Isn't an alphabet an "alphabet of signs"? The way I heard it in grad school is that each of the signs in a syllabary represents a syllable, rather than an individual sound, as in an alphabet. I believe Japanese has a syllabary.
You are correct. :’) This was the writer’s way of explaining it without going into a bogging-down detail. Alphabets caught on because they are easier to learn and easier to teach, and more useful in other ways. Syllabaries are way older though. Once people were used to writing systems of that kind, they usually produced easier ways to write, based on the older, underlying system, while simultaneously continuing to use the older system for recordkeeping, official business, diplomatic communiques, and religious uses. The Rosetta Stone has the same proclamation in hieroglyphic, demotic, and Greek, for example.
The Korean system shows you where to put your tongue in your mouth when you pronounce the various syllables. It's missing a few sounds which limits its ability to communicate Indo-European languages.

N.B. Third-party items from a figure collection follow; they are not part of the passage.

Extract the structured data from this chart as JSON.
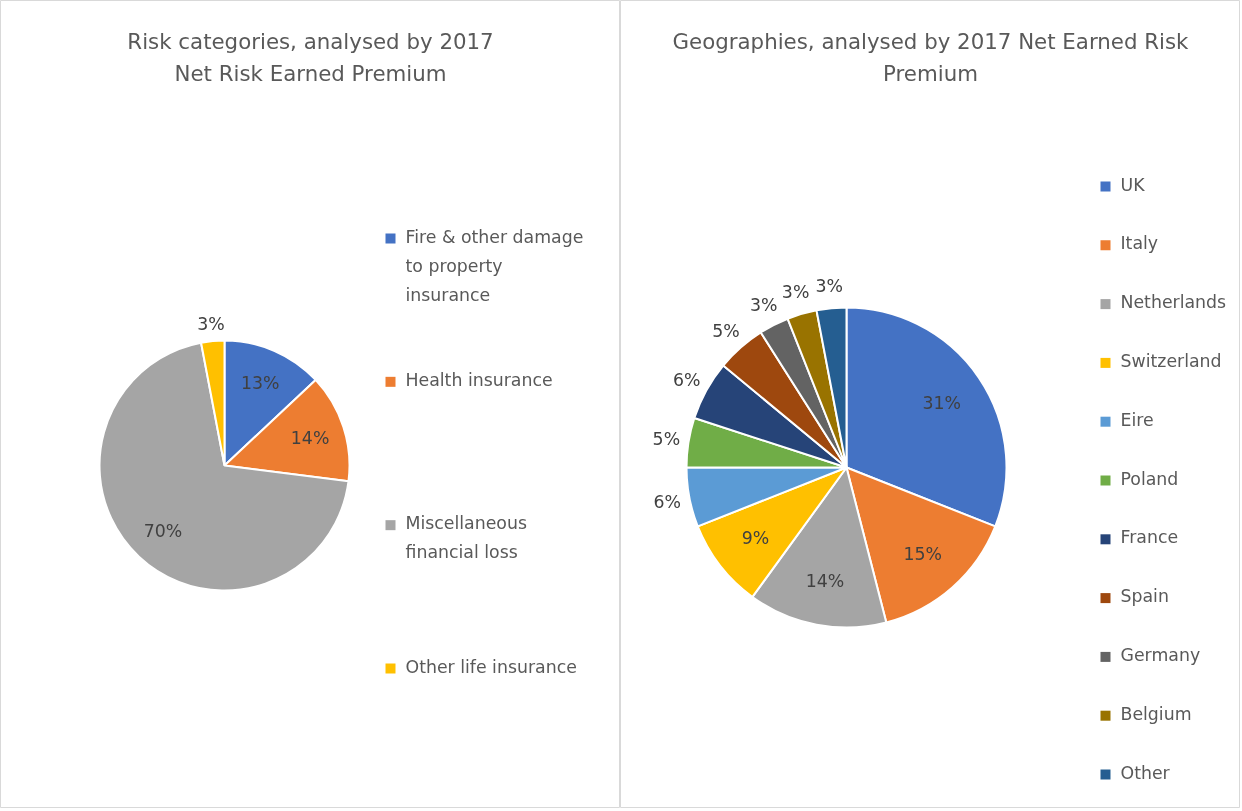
{
  "chart_data": [
    {
      "type": "pie",
      "title": "Risk categories, analysed by 2017 Net Risk Earned Premium",
      "categories": [
        "Fire & other damage to property insurance",
        "Health insurance",
        "Miscellaneous financial loss",
        "Other life insurance"
      ],
      "values": [
        13,
        14,
        70,
        3
      ],
      "colors": [
        "#4472c4",
        "#ed7d31",
        "#a5a5a5",
        "#ffc000"
      ],
      "value_labels": [
        "13%",
        "14%",
        "70%",
        "3%"
      ],
      "legend": "right"
    },
    {
      "type": "pie",
      "title": "Geographies, analysed by 2017 Net Earned Risk Premium",
      "categories": [
        "UK",
        "Italy",
        "Netherlands",
        "Switzerland",
        "Eire",
        "Poland",
        "France",
        "Spain",
        "Germany",
        "Belgium",
        "Other"
      ],
      "values": [
        31,
        15,
        14,
        9,
        6,
        5,
        6,
        5,
        3,
        3,
        3
      ],
      "colors": [
        "#4472c4",
        "#ed7d31",
        "#a5a5a5",
        "#ffc000",
        "#5b9bd5",
        "#70ad47",
        "#264478",
        "#9e480e",
        "#636363",
        "#997300",
        "#255e91"
      ],
      "value_labels": [
        "31%",
        "15%",
        "14%",
        "9%",
        "6%",
        "5%",
        "6%",
        "5%",
        "3%",
        "3%",
        "3%"
      ],
      "legend": "right"
    }
  ]
}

Japanese has THREE writing systems ~ http://www.cjvlang.com/Writing/writjpn.html gives a fair description.
Syllabary's are NOT alphabets. Their proponents claim them to be easier to learn ~ which is probably true.
Ideographs require substantial additional education to be able to use them ~ my understanding is that to become adept at written Chinese you need about 8 years of study. American Indian sign language ~ possibly a derivative of the earliest sign languages used in China, is fairly easy to learn if you can remember right and left.